In the first instance, the judge found that the parties had 'intended to embark on a process of marriage' but had not completed this process due to the husband's refusal. He also considered it relevant that it was a long marriage and that they had four children.
The judge ultimately held that the marriage was a 'void marriage'. The significance of this was that the wife would be entitled to financial remedies, the same as with a divorce.
After the judgement, the parties agreed a financial settlement. However, the Attorney General appealed the decision.

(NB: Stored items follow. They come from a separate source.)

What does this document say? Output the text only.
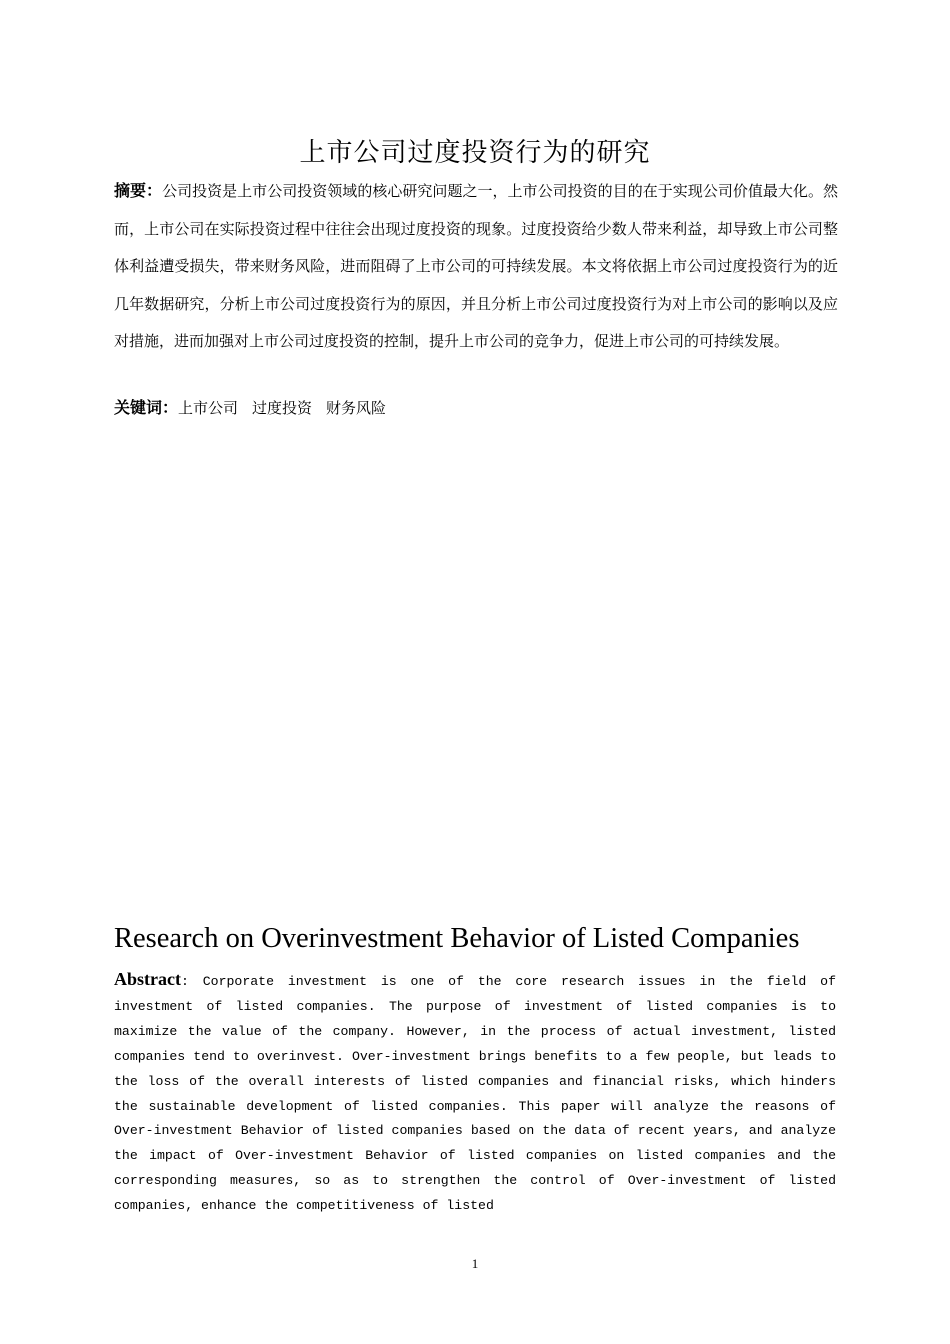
上市公司过度投资行为的研究
摘要：公司投资是上市公司投资领域的核心研究问题之一，上市公司投资的目的在于实现公司价值最大化。然而，上市公司在实际投资过程中往往会出现过度投资的现象。过度投资给少数人带来利益，却导致上市公司整体利益遭受损失，带来财务风险，进而阻碍了上市公司的可持续发展。本文将依据上市公司过度投资行为的近几年数据研究，分析上市公司过度投资行为的原因，并且分析上市公司过度投资行为对上市公司的影响以及应对措施，进而加强对上市公司过度投资的控制，提升上市公司的竞争力，促进上市公司的可持续发展。
关键词：上市公司 过度投资 财务风险
Research on Overinvestment Behavior of Listed Companies
Abstract: Corporate investment is one of the core research issues in the field of investment of listed companies. The purpose of investment of listed companies is to maximize the value of the company. However, in the process of actual investment, listed companies tend to overinvest. Over-investment brings benefits to a few people, but leads to the loss of the overall interests of listed companies and financial risks, which hinders the sustainable development of listed companies. This paper will analyze the reasons of Over-investment Behavior of listed companies based on the data of recent years, and analyze the impact of Over-investment Behavior of listed companies on listed companies and the corresponding measures, so as to strengthen the control of Over-investment of listed companies, enhance the competitiveness of listed
1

The Court of Appeal overturned the decision of the judge in the first case. It held that the Nikah was a 'non-qualifying ceremony', so it was not a void marriage. The marriage had never existed in the first place and therefore, a decree of nullity was not required. . This meant that the wife would not be entitled to financial remedies.
The Court of Appeal held that it was not relevant that the parties had intended to have a civil ceremony. They also rejected the argument that events after the ceremony, such as having children, made the marriage legal.
The effect of this ruling is significant for couples who have had an Islamic marriage ceremony but have not had an additional civil ceremony to register the marriage legally. Without being legally married, the rights and entitlements of spouses in the event of a divorce are severely limited.
A poll for a Channel 4 documentary estimated that 61% of women in the UK who have had a Nikah have not had a separate civil marriage ceremony.
In standard divorce proceedings, the spouse in a weaker financial position may be entitled to maintenance or a higher percentage of the overall matrimonial assets. Importantly, it does not usually matter if property is owned in one of the parties' sole names as it will all be included in the matrimonial 'pot' to be divided as appropriate.
If there is no legal marriage, then these rights do not exist and the weaker financial party may find that they are not financially supported following a separation. There will be no right to maintenance and no rights to assets which are held in the other spouse's name. This is particularly problematic when all of the couples' assets are not held jointly, but are owned legally in the sole name of the financially stronger spouse.
Whilst the parties may not be legally married, they will remain bound by their Islamic marriage contract. It will therefore be necessary to apply to the UK Sharia Council for an Islamic divorce. This process is very different to the standard divorce procedure. For example, only the husband can issue divorce proceedings, unless the marriage contract states otherwise or in limited circumstances where the wife can ask the Sharia Council to initiate an Islamic divorce and release her from the marriage. However, the husband will usually have to agree to the divorce. The couple are also expected to have attempted all forms of reconciliation, including using family members as arbitrators. Fundamentally, an Islamic divorce does not afford the same financial rights and protections as divorce and financial remedy proceedings under English law.
Since the judgement, there have been calls for urgent reform as many people (usually women) are left vulnerable after finding out that they have no legal rights or protection upon separation. It has been suggested that the Marriage Act 1949 should include protection for all types of faith marriages.